In Tingya (Marathi, 2008) and Peepli Live (2010), more recent films, the cinematic treatments are far more realistic. Both films depict systematic oppression against small and landless farmers. Tingya is set against the backdrop of farmer suicides in Maharashtra’s Vidarbha region. In its opening credits, the film states its dedication “to approximately 131,000 farmers who committed suicides during 1993 to 2006, at a ratio of 9300 a year, 780 a month and 26 a day and the ones who are on the threshold.”

While the flurry of farmer-centric films in Hindi cinema abated after 2001, this was a time when Marathi cinema generated some thought-provoking works centred on the vicious cycle of agrarian debt and rising farmer suicides. As well as Tingya, Gabhricha Paus (The Damned Rain, 2007) and Jhing Chik Jhing (2010) left us pondering the harsh circumstances of an average farmer.

Patriotic thrust

The scene of Shambhu Mahato in Do Bigha Zameen trying to grab a handful of soil from the piece of land he once owned and being shooed away by the guard of the newly constructed factory is still poignant and haunting. The cinematic symbolism of this handful of soil and farmers’ tools in Roy’s film was transformed over next four years into a nationalistic metaphor in the cult film Mother India. Radha, the mother of four played by Nargis, became a representation of the nation as mother. The image in the poster, along with publicity materials of the film, portrayed Radha burdened by the weight of a heavy wooden plough that she carries on her shoulders, a visual that connotes landholders as sacrosanct — giving them the stamp of literal provider as well as national provider. Interestingly, this would become the predominant dimension based on which all big and small farmer films would dwell henceforth; dharti (soil) became the ultimate symbol of loyalty towards the country.

Poster of ‘Mother India’.

Poster of ‘Mother India’.
 

Upkar is a box office success mounted on this rhetoric, describing its farmer heroes as demigods. A relatively newer avatar of this patriotic trope is the NASA-returned non-resident Indian scientist Mohan of Swades (The Motherland, 2004), who quits his high-profile job in the U.S. to return to India and help build a better life for locals.

Unlike these Hindi films, contemporary Marathi releases (Vegali Vaat and Bittersweet, both 2020) and commercially successful Tamil films like Thavam (Penance, 2019) and Bhoomi (Earth, 2021) don’t champion any patriotic agenda.
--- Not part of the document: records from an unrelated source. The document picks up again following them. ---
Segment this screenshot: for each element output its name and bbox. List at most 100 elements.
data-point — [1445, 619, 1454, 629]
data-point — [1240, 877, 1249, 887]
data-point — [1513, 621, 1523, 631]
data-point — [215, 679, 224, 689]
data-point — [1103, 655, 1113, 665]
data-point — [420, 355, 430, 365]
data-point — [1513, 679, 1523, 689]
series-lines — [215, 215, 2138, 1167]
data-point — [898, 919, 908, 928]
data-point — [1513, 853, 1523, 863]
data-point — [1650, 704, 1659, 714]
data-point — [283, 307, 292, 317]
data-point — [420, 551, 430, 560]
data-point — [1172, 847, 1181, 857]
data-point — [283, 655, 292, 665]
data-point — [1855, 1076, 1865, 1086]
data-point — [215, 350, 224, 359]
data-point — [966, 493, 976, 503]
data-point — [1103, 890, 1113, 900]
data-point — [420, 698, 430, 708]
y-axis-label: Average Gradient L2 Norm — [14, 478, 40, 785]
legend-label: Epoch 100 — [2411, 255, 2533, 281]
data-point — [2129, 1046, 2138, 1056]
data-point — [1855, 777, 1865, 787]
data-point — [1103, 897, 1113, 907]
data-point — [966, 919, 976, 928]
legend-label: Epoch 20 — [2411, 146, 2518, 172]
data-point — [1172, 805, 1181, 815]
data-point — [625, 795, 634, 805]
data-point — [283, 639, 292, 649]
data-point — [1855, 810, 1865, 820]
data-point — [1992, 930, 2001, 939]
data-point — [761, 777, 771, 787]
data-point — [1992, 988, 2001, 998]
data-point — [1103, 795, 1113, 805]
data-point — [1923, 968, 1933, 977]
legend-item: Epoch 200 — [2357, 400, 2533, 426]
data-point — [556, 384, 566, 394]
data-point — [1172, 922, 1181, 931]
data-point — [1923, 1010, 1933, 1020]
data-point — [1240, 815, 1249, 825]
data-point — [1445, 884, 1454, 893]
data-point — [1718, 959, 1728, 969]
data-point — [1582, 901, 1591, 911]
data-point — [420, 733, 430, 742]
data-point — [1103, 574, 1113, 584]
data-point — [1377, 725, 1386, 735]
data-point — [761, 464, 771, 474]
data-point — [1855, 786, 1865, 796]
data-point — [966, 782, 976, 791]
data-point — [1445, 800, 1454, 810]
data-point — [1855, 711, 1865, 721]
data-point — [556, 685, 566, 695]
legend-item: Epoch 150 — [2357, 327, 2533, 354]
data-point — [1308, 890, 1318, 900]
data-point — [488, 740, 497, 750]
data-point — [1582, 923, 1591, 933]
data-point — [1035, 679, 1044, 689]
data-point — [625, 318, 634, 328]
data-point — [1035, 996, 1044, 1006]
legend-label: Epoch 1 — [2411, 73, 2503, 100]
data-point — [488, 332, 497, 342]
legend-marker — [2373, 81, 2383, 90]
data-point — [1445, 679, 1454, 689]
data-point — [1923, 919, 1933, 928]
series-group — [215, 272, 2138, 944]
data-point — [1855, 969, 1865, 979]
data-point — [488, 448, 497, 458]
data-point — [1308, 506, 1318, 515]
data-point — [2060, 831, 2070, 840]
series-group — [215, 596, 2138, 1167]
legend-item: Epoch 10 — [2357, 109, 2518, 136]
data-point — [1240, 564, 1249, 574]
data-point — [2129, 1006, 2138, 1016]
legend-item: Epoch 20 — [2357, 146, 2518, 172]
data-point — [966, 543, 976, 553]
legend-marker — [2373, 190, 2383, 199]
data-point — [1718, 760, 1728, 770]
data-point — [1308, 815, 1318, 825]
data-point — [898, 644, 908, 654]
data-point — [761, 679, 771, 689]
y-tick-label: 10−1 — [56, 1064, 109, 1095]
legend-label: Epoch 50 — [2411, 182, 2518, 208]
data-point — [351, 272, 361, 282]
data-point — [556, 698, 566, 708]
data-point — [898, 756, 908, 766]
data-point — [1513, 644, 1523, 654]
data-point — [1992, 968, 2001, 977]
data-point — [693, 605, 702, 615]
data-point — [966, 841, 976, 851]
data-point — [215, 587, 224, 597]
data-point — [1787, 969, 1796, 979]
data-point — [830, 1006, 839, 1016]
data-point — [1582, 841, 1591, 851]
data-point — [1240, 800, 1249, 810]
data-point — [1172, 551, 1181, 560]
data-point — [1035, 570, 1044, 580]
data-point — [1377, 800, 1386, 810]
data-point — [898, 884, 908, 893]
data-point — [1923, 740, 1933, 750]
Thavam is a simple short story of three characters, one of whom is a farmers’ rights activist, whereas Bhoomi is marginally on the lines of Swades but deals with a far more progressive and people-oriented story of a scientist who coincidentally experiences a drought while on vacation.

Still from ‘Swades’.

Still from ‘Swades’.
 

With the farmers’ movement unlikely to find closure anytime soon, will writers and directors attempt to recreate more ‘real farmers’ onscreen as characters beyond the discourse of patriotic vs anti-national, and as people leading their lives and working with dignity as they have in these intermittently produced regional films? That’s the million-dollar question.

The writer is an author and filmmaker.